Sikap Bonek luar biasa. Spontanitas untuk menyambut Persebaya yang mengalahkan Arema, secara spontanitas juga bubar jalan begitu mengetahui ada tragedi memilukan seusai pertandingan. Spontanitas euforia kemenangan dihentikan oleh spontanitas empati. Spontanitas dihentikan spontanitas.  

Selain rasa empati dengan ucapan duka, muncul ide para pentolan Bonek akan datang langsung ke markas Arema untuk menyatakan belasungkawa. Tentu ini ide positif. 

Di Klaten, 5 Oktober, atau empat hari setelah kejadian duka itu, Pasoepati –sebutan suporter Persis Solo– bertemu dengan suporter PSIM Yogyakarta. Sepakat damai. Dua kelompok suporter itu juga dikenal sering bentrok saat derbi Mataram, Persis vs PSIM. 

Persib Bandung vs Persija Jakarta juga selalu panas. Tidak kalah tegang dengan Persebaya vs Arema. Sepanjang pertemuan mereka, tak jarang muncul kerusuhan. Pertemuan terakhir mereka seharusnya sehari setelah tragedi Kanjuruhan. Ditunda tanpa batas waktu. Bila itu tetap berlangsung, potensi ricuh tetap ada.

Rivalitas bisa karena sejarah. Seperti Madrid vs Barcelona, el clasico La Liga. Sejak pertemuan pertama mereka 13 Mei 1902, selalu tensi tinggi. Bergantian juara. Adu gengsi. Boleh tersandung tim lain, tapi tidak dengan seterunya. Di Indonesia ini, ada PSMS Medan vs Persija Jakarta. Cuma, PSMS masih berkutat di Liga 2.

Napoli vs Juventus juga memunculkan rivalitas sengit di Serie A, Italia. Apalagi di era Maradona. Yang itu karena kelas sosial. Napoli yang dari selatan identik dengan kemiskinan dan kaum pinggiran. Pendukungnya selalu bersemangat melawan tim utara, terutama Juventus, tim kaya raya. Masyarakat di utara lebih makmur. Di era Maradona, jurang sosial selalu diembuskan. Pertandingan pun selalu panas.
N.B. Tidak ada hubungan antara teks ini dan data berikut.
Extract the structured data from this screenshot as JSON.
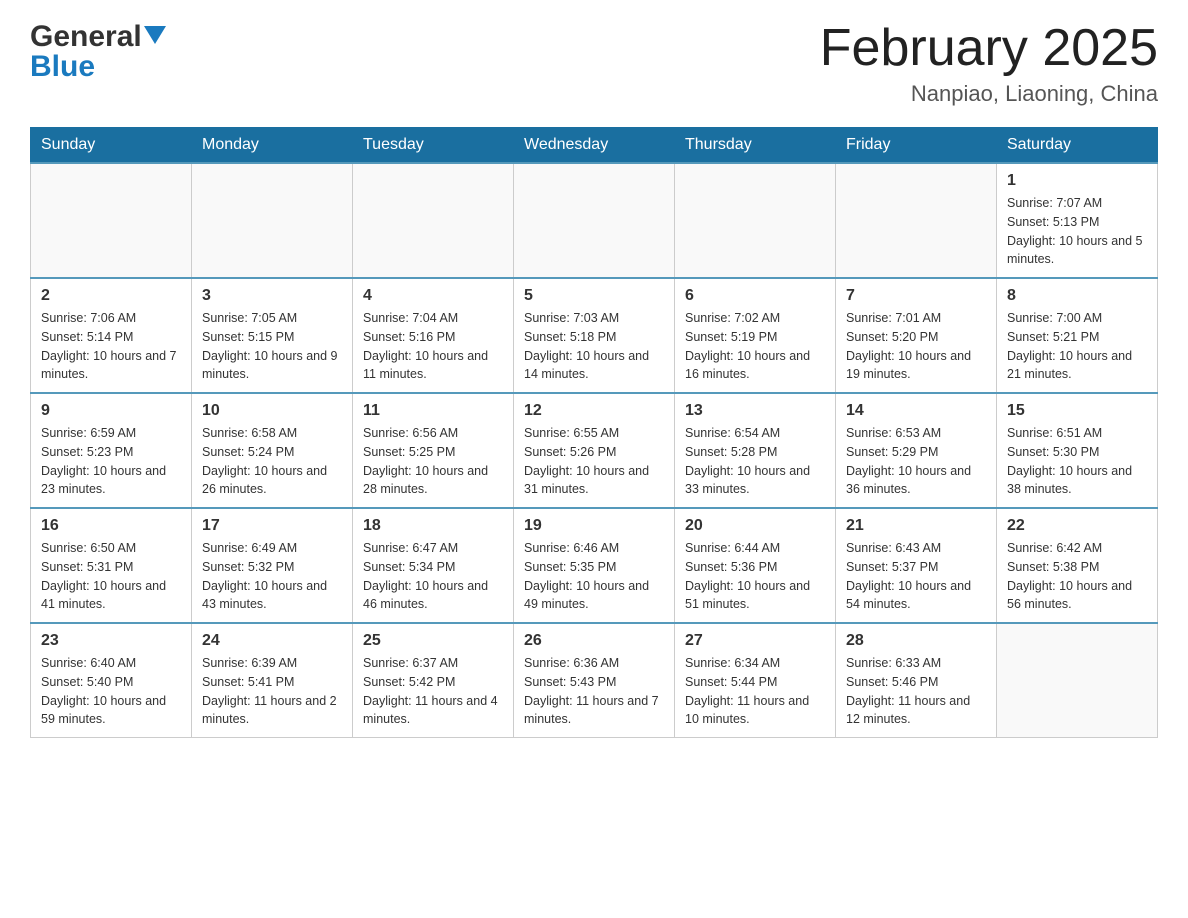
{
  "logo": {
    "general": "General",
    "blue": "Blue"
  },
  "header": {
    "month": "February 2025",
    "location": "Nanpiao, Liaoning, China"
  },
  "weekdays": [
    "Sunday",
    "Monday",
    "Tuesday",
    "Wednesday",
    "Thursday",
    "Friday",
    "Saturday"
  ],
  "weeks": [
    [
      {
        "day": "",
        "info": ""
      },
      {
        "day": "",
        "info": ""
      },
      {
        "day": "",
        "info": ""
      },
      {
        "day": "",
        "info": ""
      },
      {
        "day": "",
        "info": ""
      },
      {
        "day": "",
        "info": ""
      },
      {
        "day": "1",
        "info": "Sunrise: 7:07 AM\nSunset: 5:13 PM\nDaylight: 10 hours and 5 minutes."
      }
    ],
    [
      {
        "day": "2",
        "info": "Sunrise: 7:06 AM\nSunset: 5:14 PM\nDaylight: 10 hours and 7 minutes."
      },
      {
        "day": "3",
        "info": "Sunrise: 7:05 AM\nSunset: 5:15 PM\nDaylight: 10 hours and 9 minutes."
      },
      {
        "day": "4",
        "info": "Sunrise: 7:04 AM\nSunset: 5:16 PM\nDaylight: 10 hours and 11 minutes."
      },
      {
        "day": "5",
        "info": "Sunrise: 7:03 AM\nSunset: 5:18 PM\nDaylight: 10 hours and 14 minutes."
      },
      {
        "day": "6",
        "info": "Sunrise: 7:02 AM\nSunset: 5:19 PM\nDaylight: 10 hours and 16 minutes."
      },
      {
        "day": "7",
        "info": "Sunrise: 7:01 AM\nSunset: 5:20 PM\nDaylight: 10 hours and 19 minutes."
      },
      {
        "day": "8",
        "info": "Sunrise: 7:00 AM\nSunset: 5:21 PM\nDaylight: 10 hours and 21 minutes."
      }
    ],
    [
      {
        "day": "9",
        "info": "Sunrise: 6:59 AM\nSunset: 5:23 PM\nDaylight: 10 hours and 23 minutes."
      },
      {
        "day": "10",
        "info": "Sunrise: 6:58 AM\nSunset: 5:24 PM\nDaylight: 10 hours and 26 minutes."
      },
      {
        "day": "11",
        "info": "Sunrise: 6:56 AM\nSunset: 5:25 PM\nDaylight: 10 hours and 28 minutes."
      },
      {
        "day": "12",
        "info": "Sunrise: 6:55 AM\nSunset: 5:26 PM\nDaylight: 10 hours and 31 minutes."
      },
      {
        "day": "13",
        "info": "Sunrise: 6:54 AM\nSunset: 5:28 PM\nDaylight: 10 hours and 33 minutes."
      },
      {
        "day": "14",
        "info": "Sunrise: 6:53 AM\nSunset: 5:29 PM\nDaylight: 10 hours and 36 minutes."
      },
      {
        "day": "15",
        "info": "Sunrise: 6:51 AM\nSunset: 5:30 PM\nDaylight: 10 hours and 38 minutes."
      }
    ],
    [
      {
        "day": "16",
        "info": "Sunrise: 6:50 AM\nSunset: 5:31 PM\nDaylight: 10 hours and 41 minutes."
      },
      {
        "day": "17",
        "info": "Sunrise: 6:49 AM\nSunset: 5:32 PM\nDaylight: 10 hours and 43 minutes."
      },
      {
        "day": "18",
        "info": "Sunrise: 6:47 AM\nSunset: 5:34 PM\nDaylight: 10 hours and 46 minutes."
      },
      {
        "day": "19",
        "info": "Sunrise: 6:46 AM\nSunset: 5:35 PM\nDaylight: 10 hours and 49 minutes."
      },
      {
        "day": "20",
        "info": "Sunrise: 6:44 AM\nSunset: 5:36 PM\nDaylight: 10 hours and 51 minutes."
      },
      {
        "day": "21",
        "info": "Sunrise: 6:43 AM\nSunset: 5:37 PM\nDaylight: 10 hours and 54 minutes."
      },
      {
        "day": "22",
        "info": "Sunrise: 6:42 AM\nSunset: 5:38 PM\nDaylight: 10 hours and 56 minutes."
      }
    ],
    [
      {
        "day": "23",
        "info": "Sunrise: 6:40 AM\nSunset: 5:40 PM\nDaylight: 10 hours and 59 minutes."
      },
      {
        "day": "24",
        "info": "Sunrise: 6:39 AM\nSunset: 5:41 PM\nDaylight: 11 hours and 2 minutes."
      },
      {
        "day": "25",
        "info": "Sunrise: 6:37 AM\nSunset: 5:42 PM\nDaylight: 11 hours and 4 minutes."
      },
      {
        "day": "26",
        "info": "Sunrise: 6:36 AM\nSunset: 5:43 PM\nDaylight: 11 hours and 7 minutes."
      },
      {
        "day": "27",
        "info": "Sunrise: 6:34 AM\nSunset: 5:44 PM\nDaylight: 11 hours and 10 minutes."
      },
      {
        "day": "28",
        "info": "Sunrise: 6:33 AM\nSunset: 5:46 PM\nDaylight: 11 hours and 12 minutes."
      },
      {
        "day": "",
        "info": ""
      }
    ]
  ]
}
Yang paling banyak rivalitas adalah derbi kawasan atau kota. Mereka ingin menjadi raja di situ. Di Italia ada Derby della Medonnina, yakni Milan vs Inter yang selalu panas. Ada juga Derby Merseyside, yaitu Liverpool vs Everton, di Inggris. derbi kawasan di Indonesia, yakni Persebaya vs Arema dan Persija vs Persib, lebih panas.